Researchers at Rice University and Penn State may have found a reusable material to help soak up oil spills on water.

The team of researchers found that adding boron to raw carbon created spongy blocks that are able to absorb oil spilled in water, reported the Engineer.

The blocks, scientists say, can be reused over and over again.

According to Penn State Live, one of the lead authors said that the blocks are both 'superhydrophobic,' meaning they do not absorb water and thus can float, while also being 'oleophilic,' which means that they can absorb vast amounts of oil.

The carbon blocks can hold up to 123 times their weight in oil.

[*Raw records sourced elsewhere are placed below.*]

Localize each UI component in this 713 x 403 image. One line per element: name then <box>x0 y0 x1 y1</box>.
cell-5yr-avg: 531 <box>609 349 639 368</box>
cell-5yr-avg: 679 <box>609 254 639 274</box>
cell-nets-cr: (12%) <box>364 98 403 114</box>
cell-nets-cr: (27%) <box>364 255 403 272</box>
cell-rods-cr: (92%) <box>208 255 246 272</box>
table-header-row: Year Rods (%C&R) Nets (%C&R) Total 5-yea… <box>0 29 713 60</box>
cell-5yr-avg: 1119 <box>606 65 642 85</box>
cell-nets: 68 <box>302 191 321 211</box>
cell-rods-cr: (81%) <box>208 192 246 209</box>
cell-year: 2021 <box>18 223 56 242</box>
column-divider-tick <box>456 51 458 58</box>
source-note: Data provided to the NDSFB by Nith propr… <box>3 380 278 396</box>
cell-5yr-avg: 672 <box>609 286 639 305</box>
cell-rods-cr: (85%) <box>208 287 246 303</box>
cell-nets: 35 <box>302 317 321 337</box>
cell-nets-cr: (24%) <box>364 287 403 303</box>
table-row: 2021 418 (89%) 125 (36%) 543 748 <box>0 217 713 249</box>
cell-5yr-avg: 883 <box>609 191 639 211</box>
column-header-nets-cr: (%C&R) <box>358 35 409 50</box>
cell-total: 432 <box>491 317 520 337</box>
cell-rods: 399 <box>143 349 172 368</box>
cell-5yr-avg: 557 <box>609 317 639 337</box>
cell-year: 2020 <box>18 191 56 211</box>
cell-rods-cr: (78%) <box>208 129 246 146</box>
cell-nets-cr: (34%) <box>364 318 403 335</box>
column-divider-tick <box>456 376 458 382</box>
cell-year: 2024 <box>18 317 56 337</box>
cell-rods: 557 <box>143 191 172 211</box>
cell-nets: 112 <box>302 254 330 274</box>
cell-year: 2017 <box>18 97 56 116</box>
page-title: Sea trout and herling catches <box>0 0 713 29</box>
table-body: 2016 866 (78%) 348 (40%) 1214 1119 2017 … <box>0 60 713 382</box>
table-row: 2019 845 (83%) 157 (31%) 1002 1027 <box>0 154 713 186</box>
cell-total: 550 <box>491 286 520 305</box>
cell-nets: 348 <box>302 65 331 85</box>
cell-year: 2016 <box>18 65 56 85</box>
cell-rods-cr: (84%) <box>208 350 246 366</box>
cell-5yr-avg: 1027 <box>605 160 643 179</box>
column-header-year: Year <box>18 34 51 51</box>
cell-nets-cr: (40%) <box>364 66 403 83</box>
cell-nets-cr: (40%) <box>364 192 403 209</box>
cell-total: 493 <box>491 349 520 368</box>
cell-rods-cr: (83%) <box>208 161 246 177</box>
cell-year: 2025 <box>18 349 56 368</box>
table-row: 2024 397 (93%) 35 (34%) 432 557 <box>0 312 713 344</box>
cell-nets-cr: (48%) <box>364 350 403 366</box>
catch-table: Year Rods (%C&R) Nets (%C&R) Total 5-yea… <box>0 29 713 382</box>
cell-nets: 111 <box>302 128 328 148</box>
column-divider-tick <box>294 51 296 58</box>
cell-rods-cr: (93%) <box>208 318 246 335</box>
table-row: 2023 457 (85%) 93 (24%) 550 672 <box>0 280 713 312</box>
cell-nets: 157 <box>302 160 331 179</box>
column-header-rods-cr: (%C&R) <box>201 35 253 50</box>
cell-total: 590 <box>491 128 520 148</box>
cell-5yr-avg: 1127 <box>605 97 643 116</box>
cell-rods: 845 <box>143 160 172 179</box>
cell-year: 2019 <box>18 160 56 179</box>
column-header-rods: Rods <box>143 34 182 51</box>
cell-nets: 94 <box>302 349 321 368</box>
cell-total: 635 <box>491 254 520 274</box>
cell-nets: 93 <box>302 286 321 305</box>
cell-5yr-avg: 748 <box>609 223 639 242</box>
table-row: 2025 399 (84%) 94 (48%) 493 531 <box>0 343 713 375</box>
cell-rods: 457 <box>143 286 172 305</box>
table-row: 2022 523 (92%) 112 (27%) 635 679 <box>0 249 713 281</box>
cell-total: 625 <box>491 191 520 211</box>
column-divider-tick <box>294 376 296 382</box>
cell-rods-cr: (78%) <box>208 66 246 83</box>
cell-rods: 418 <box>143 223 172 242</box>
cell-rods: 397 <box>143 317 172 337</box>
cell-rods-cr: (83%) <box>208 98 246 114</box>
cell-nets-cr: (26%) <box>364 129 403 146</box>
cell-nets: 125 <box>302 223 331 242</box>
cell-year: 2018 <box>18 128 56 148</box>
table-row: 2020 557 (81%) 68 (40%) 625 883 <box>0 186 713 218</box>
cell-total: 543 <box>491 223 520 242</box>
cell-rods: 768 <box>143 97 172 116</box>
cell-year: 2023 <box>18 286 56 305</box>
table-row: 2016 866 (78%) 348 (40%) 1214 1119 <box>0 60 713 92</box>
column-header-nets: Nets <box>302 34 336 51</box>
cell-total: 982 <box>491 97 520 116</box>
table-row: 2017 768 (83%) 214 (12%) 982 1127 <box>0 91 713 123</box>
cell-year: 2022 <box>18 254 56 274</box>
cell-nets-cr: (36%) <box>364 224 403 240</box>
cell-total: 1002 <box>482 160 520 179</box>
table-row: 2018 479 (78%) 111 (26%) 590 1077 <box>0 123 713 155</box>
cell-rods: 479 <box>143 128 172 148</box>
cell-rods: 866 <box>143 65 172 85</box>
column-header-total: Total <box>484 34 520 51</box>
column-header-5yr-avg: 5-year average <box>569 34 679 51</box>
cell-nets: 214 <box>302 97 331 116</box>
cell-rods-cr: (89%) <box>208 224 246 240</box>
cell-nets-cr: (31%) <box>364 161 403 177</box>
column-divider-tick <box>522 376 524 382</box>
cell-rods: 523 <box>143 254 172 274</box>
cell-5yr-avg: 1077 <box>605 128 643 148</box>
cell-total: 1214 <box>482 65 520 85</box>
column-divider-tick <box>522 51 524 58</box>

"Our goal was to find a way to make three-dimensional networks of these carbon nanotubes that would form a macroscale fabric — a spongy block of nanotubes that would be big and thick enough to be used to clean up oil spills and to perform other tasks," wrote Mauricio Terrones, a professor of physics, materials science and engineering at Penn State and the study’s co-author, according to Science Daily.

The sponges are also said to conduct electricity, allowing them to be controlled by magnets.

Researchers believe that the sponges can be created much larger than those tested and be used to clean up major oil spills in the future.

“These samples can be made pretty large and can be easily scaled up,” said lead author Daniel Hashim, a graduate student at Rice University, according to Futurity. “They’re super-low density, so the available volume is large. That’s why the uptake of oil can be so high.” 

The team, which collaborated with other labs around Europe and North America, published their findings in the journal Scientific Reports.